Hosiner beendet karriere: von der austria-legende zum talentförderer
Ein Kapitel geht zu Ende, ein neues beginnt: Philipp Hosiner, die lebende Austria-Legende, hat seine aktive Karriere im Profifußball beendet. Doch für die Fans der Veilchen heißt das nicht Abschied, sondern einen Perspektivenwechsel. Der 36-Jährige wird künftig als Individualtrainer in der Austria-Akademie tätig sein und sein immenses Wissen an die nächste Generation violetter Talente weitergeben.

Die zahlen sprechen eine deutliche sprache
Hosiner hinterlässt eine beeindruckende Bilanz. In zwei Phasen bei den Veilchen, von 2012 bis 2014 und erneut von 2023 bis 2026, absolvierte er 161 Pflichtspiele, in denen er 91 Tore erzielte und 24 Assists verteilte.

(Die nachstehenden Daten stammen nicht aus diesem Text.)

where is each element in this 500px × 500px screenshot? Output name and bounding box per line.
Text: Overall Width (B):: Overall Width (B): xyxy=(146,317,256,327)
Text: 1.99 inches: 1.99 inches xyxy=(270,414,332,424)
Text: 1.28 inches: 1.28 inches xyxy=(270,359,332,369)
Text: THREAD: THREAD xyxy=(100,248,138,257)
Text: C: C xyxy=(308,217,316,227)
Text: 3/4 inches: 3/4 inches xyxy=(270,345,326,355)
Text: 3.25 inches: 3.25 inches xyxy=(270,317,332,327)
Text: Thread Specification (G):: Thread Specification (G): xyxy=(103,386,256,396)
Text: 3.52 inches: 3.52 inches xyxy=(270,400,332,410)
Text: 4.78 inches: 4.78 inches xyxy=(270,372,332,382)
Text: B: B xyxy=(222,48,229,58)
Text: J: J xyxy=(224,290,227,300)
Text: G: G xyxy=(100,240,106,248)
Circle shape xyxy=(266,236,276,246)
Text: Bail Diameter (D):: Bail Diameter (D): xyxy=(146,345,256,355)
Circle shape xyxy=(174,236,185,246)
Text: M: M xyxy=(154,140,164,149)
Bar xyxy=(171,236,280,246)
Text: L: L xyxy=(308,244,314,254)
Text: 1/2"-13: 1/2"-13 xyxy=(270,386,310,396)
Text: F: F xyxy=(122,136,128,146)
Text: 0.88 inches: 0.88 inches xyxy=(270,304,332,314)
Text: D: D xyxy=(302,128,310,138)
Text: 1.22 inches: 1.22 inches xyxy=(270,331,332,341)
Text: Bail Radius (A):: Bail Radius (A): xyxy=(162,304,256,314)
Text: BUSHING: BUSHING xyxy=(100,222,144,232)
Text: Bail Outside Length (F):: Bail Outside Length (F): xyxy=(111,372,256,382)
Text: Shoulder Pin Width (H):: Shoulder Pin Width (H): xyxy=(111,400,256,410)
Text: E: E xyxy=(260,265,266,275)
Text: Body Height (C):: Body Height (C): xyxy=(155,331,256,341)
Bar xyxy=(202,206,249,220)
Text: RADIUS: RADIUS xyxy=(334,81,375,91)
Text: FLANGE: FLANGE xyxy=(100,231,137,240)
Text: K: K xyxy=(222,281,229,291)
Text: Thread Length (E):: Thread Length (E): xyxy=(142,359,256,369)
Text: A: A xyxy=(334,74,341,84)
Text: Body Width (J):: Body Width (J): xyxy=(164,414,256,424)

Die Saison 2012/13, in der er mit 32 Treffern Torschützenkönig wurde und maßgeblich zum Meistertitel beitrug, wird für immer in den Herzen der Austria-Fans bleiben. Die Auszeichnung zum Spieler der Bundesliga-Saison krönte seine Leistungen zusätzlich.
Doch Hosiners Einfluss reicht über die bloßen Statistiken hinaus. Sein Einsatz in der Champions-League-Qualifikation gegen Dinamo Zagreb, als er mit einer Vorlage den Siegtreffer von Roman Kienast ermöglichte, ist ebenso unvergessen wie sein Doppelpack gegen Zenit St. Petersburg in der Gruppenphase – ein Fakt, der ihn zu einem der wenigen Österreichern in der Königsklasse macht.
Die schwere Erkrankung und der beeindruckende Comeback: Hosiners Karriere war nicht nur von Triumphen geprägt. Nach seinem Wechsel zu Stade Rennes wurde bei ihm ein Tumor an der linken Niere entdeckt. Doch der Stürmer kämpfte sich mit unglaublicher Willenskraft zurück und bewies, dass er nicht nur ein herausragender Fußballer, sondern auch ein Kämpfer ist.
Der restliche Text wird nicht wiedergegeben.